Les Béatitudes ouvrent au chrétien la voie du Ciel

Le Pape François a célébré la messe de Commémoration des fidèles défunts, en ce samedi 2 novembre, dans les Catacombes de Priscille, à Rome, l’un des plus vastes lieux de sépulture des premiers chrétiens, parmi lesquels figurent plusieurs Papes.

François a souligné qu’il se rendait pour la première fois dans des catacombes, et qu’il était ému de «penser à la vie de ces gens, qui devaient se cacher, qui avaient cette culture d’enterrer les morts et de célébrer l’eucharistie ici, à l’intérieur», mais surtout que ce moment d’histoire douloureux n’avait pas été surmonté: «Aujourd’hui aussi il y en a beaucoup, de nombreuses catacombes dans d’autres pays où ils doivent faire semblant d’organiser une fête ou un anniversaire pour célébrer l’eucharistie.» Les chrétiens persécutés sont plus nombreux aujourd’hui qu’aux premiers siècles, a répété l’évêque de Rome, avant de développer une méditation sur l’identité des chrétiens, une identité qui ne doit pas se baser des critères extérieurs mais sur la cohérence avec les Béatitudes, ainsi qu’avec les exigences décrites dans le 25e chapitre de l’Évangile selon saint Matthieu.

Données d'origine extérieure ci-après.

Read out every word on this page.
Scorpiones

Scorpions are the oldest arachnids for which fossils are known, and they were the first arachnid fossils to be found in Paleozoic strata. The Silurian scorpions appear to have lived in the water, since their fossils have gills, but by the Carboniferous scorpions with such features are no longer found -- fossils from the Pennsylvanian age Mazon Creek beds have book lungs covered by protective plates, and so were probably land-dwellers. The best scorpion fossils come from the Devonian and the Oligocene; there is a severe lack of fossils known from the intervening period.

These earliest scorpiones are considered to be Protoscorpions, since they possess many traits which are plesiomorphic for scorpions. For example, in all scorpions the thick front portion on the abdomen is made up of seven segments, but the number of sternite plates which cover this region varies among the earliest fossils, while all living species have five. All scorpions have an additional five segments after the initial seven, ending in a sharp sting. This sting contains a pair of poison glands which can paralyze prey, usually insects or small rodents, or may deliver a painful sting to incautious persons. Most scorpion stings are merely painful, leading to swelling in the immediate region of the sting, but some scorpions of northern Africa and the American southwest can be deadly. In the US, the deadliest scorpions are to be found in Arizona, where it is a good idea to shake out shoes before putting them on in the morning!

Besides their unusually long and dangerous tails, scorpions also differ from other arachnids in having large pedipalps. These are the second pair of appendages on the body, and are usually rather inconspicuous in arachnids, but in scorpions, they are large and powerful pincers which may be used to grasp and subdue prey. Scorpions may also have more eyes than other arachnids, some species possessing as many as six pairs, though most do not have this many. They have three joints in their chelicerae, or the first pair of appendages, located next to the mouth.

La «carte d’identité» du chrétien se construit sur les Béatitudes, et non pas sur une appartenance à tel ou tel mouvement, à telle ou telle association. L’Évangile nous dit sur quel «protocole» nous serons jugés. Si nous ne suivons pas cette invitation à voir Jésus dans la personne malade ou le prisonnier à visiter, nous faisons semblant d’être chrétiens mais nous perdons notre identité et notre place au Ciel.

La place du chrétien est dans les mains de Dieu

Catacombe

François a relié l’histoire des premiers chrétiens de Rome dans les catacombes avec celle d’une religieuse, en Albanie, qui, dans un camp de rééducation à l’époque de la dictature communiste, en l’absence de prêtres, procédait à des baptêmes clandestins. «Les chrétiens savaient qu’elle baptisait, et les mamans se rapprochaient avec l’enfant». Cette religieuse, qui n’avait même pas de verre dans lequel mettre de l’eau, baptisait les enfants en prenant l’eau du fleuve dans ses chaussures.

Cette histoire montre que même dans les situations les plus extrêmes et inconfortables, les chrétiens doivent comprendre que leur place est là où Jésus intercède pour nous auprès du Père. «Les âmes des justes sont dans les mains de Dieu», même et surtout dans la persécution et sur la croix. Il ne faut pas chercher d’autres endroits, de fausses sécurités qui finiront par tomber, mais au contraire se comporter en «hommes et femmes d’espérance».

Bien s’agripper à la corde

C’est sur cette notion d’espérance que le Pape a conclu son homélie, en évoquant l’extrait de la Lettre de saint Paul aux Corinthiens, avec «cette vision finale où tout est refait, où tout est recréé, cette Patrie où nous irons tous. Pour y entrer, il n’y pas besoin de choses étranges ou d’attitudes sophistiquées: seulement de faire voir la carte d’identité. “Tout est en place, avance…” Notre espérance est dans le Ciel (…) et nous, avec la corde en main, nous nous soutenons en regardant cette rive du fleuve que nous devons traverser.»

Nous devons toujours rester «bien agrippés à la corde», a insisté le Pape, avant de conclure avec cette métaphore : «Souvent nous verrons seulement la corde et pas encore l’autre rive. Mais toi, agrippe-toi à la corde, et tu arriveras en sécurité».

Tombeau de Jean Paul II

Après cette visite, de retour au Vatican, le Pape François s’est rendu à la crypte vaticane pour prier, en privé, sur les tombes de ses prédécesseurs, comme c’est la tradition chaque 2 novembre. Toujours dans le cadre de ce temps liturgique de commémoration des fidèles défunts, il présidera ce lundi 4 novembre à 11h30 à la basilique Saint-Pierre la messe de suffrage pour les cardinaux et évêques décédés au cours de l’année écoulée.